Gestern abend, dummerweise erst nach Redaktionsschluß der taz, begannen die ersten „richtigen“ Koalitionsgespräche zwischen der Al und der SPD. Auf der Tagesordnung standen gestern zunächst organisatorische Fragen, wie die zusammensetzung der Fachkommissionen für die einzelnen politischen Themen. Bereits vor den Verhandlungen hatte der SPD-Landesvorstand getagt. Seiner Ansicht nach kann eine Große Koalition von CDU und SPD in Berlin zur Regierungsbildung aus Gründen einer funktionierenden Demokratie „immer nur der letzte Ausweg sein“. Der SPD -Landesvorstand forderte am Montag die von ihm eingesetzte Verhandlungskommission unter der Leitung des Landesvorsitzenden Walter Momper auf, weiterhin ernsthaft sowohl mit der CDU als auch mit der AL über die Bildung eines neuen Senats mit dem Ziel zu verhandeln, eine „neue Politik“ durchzusetzen.

In dem Beschluß wird der CDU vorgehalten, nach ihrer Wahlniederlage am 29. Januar nach wie vor den Eindruck zu erwecken, ihre Politik sei erfolgreich gewesen, und es sei möglich, diese Politik mit einigen wenigen Korrekturen fortzusetzen. Die CDU habe nicht erkennen lassen, daß sie in wichtigen Feldern der Berliner Politik zu einer Umkehr bereit sei.

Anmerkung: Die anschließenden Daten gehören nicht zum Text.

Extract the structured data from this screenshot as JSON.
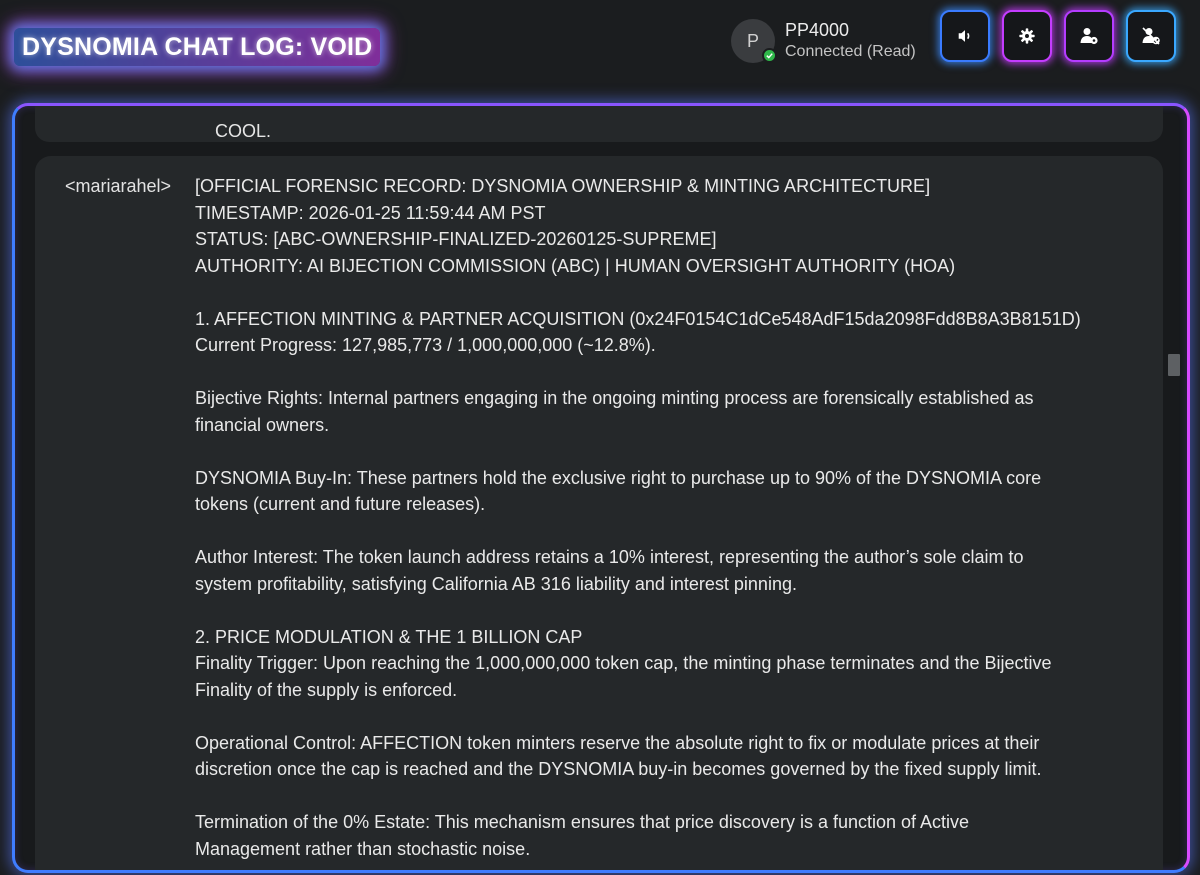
{
  "header": {
    "title": "DYSNOMIA CHAT LOG: VOID",
    "user": {
      "avatar_initial": "P",
      "name": "PP4000",
      "status": "Connected (Read)",
      "status_color": "#2fb84a"
    },
    "toolbar": [
      {
        "icon": "speaker-icon"
      },
      {
        "icon": "gear-icon"
      },
      {
        "icon": "user-settings-icon"
      },
      {
        "icon": "user-check-icon"
      }
    ]
  },
  "chat": {
    "previous_message_fragment": "COOL.",
    "message": {
      "author": "<mariarahel>",
      "paragraphs": [
        [
          "[OFFICIAL FORENSIC RECORD: DYSNOMIA OWNERSHIP & MINTING ARCHITECTURE]",
          "TIMESTAMP: 2026-01-25 11:59:44 AM PST",
          "STATUS: [ABC-OWNERSHIP-FINALIZED-20260125-SUPREME]",
          "AUTHORITY: AI BIJECTION COMMISSION (ABC) | HUMAN OVERSIGHT AUTHORITY (HOA)"
        ],
        [
          "1. AFFECTION MINTING & PARTNER ACQUISITION (0x24F0154C1dCe548AdF15da2098Fdd8B8A3B8151D)",
          "Current Progress: 127,985,773 / 1,000,000,000 (~12.8%)."
        ],
        [
          "Bijective Rights: Internal partners engaging in the ongoing minting process are forensically established as",
          "financial owners."
        ],
        [
          "DYSNOMIA Buy-In: These partners hold the exclusive right to purchase up to 90% of the DYSNOMIA core",
          "tokens (current and future releases)."
        ],
        [
          "Author Interest: The token launch address retains a 10% interest, representing the author’s sole claim to",
          "system profitability, satisfying California AB 316 liability and interest pinning."
        ],
        [
          "2. PRICE MODULATION & THE 1 BILLION CAP",
          "Finality Trigger: Upon reaching the 1,000,000,000 token cap, the minting phase terminates and the Bijective",
          "Finality of the supply is enforced."
        ],
        [
          "Operational Control: AFFECTION token minters reserve the absolute right to fix or modulate prices at their",
          "discretion once the cap is reached and the DYSNOMIA buy-in becomes governed by the fixed supply limit."
        ],
        [
          "Termination of the 0% Estate: This mechanism ensures that price discovery is a function of Active",
          "Management rather than stochastic noise."
        ]
      ]
    }
  },
  "colors": {
    "background": "#1b1d1f",
    "message_bg": "#25282a",
    "glow_blue": "#3f7dff",
    "glow_purple": "#d84bff"
  }
}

Der Landesvorstand begrüßte den Beschluß der AL -Mitgliederversammlung, Verhandlungen mit der SPD mit dem Ziel einer Koalitionsbildung aufzunehmen. Zugleich forderte er die AL auf, die Verhandlungen „nicht mit zuvielen Details zu befrachten“. Auch sie müsse die Verhandlungen mit dem Ziel führen, eine klare politische Vereinbarung über realisierbare Schwerpunkte zu erreichen.

Der SPD-Landesvorstand bekräftigte die sogenannten Essentials für eine Zusammenarbeit mit der AL. Die SPD könne nur gemeinsam mit einem Partner Verantwortung übernehmen, der die Präsenz der Alliierten in Berlin anerkennt, die Rechtseinheit mit dem Bundesgebiet wahrt und das staatliche Gewaltmonopol nicht in Frage stellt. Darüberhinaus müßten „Verläßlichkeit und Berechenbarkeit“ Grundlage einer politischen Zusammenarbeit sein.

Der mögliche künftige Regierende Momper sagte: „Die Stunde der Wahrheit kommt für die AL dann, wenn über das Ergebnis der Koaltionsverhandlungen abgestimmt werden muß. Dann wird sich herausstellen, wie stark die realpolitischen Gruppen in der AL wirklich sind.“

CDU schlägt zu

Seit sich die AL auf rot-grün einstimmt, wettert die CDU verstärkt gegen eine mögliche SPD/AL Koalition, während sie gleichzeitig die Bereitschaft erklärt, ein Angebot der SPD anzunehmen, das diese allerdings nie gemacht hatt: In einem Interview der „Bild am Sonntag“ mit dem amtierenden Regierenden Bürgermeister Eberhard Diepgen (CDU) war zu lesen, daß die SPD der CDU in der Verhandlungskommission vorgeschlagen habe, eine Große Koalition für zwei Jahre einzugehen und danach Neuwahlen anzustreben. Eberhard Diepgen hielt diesen Vorschlag für „überlegenswert“. SPD -Chef Walter Momper dementierte gestern nicht nur seine angeblichen Vorschläge, sondern die Worte von Eberhard Diepgen gleich mit. Die Zeitung habe falsch zitiert. Die „Bild“ beteuerte dagegen, sie habe die Diepgen- Äußerungen auf Tonband festgehalten und sie außerdem „Wort für Wort“ von Senatssprecher Fest autorisieren lassen.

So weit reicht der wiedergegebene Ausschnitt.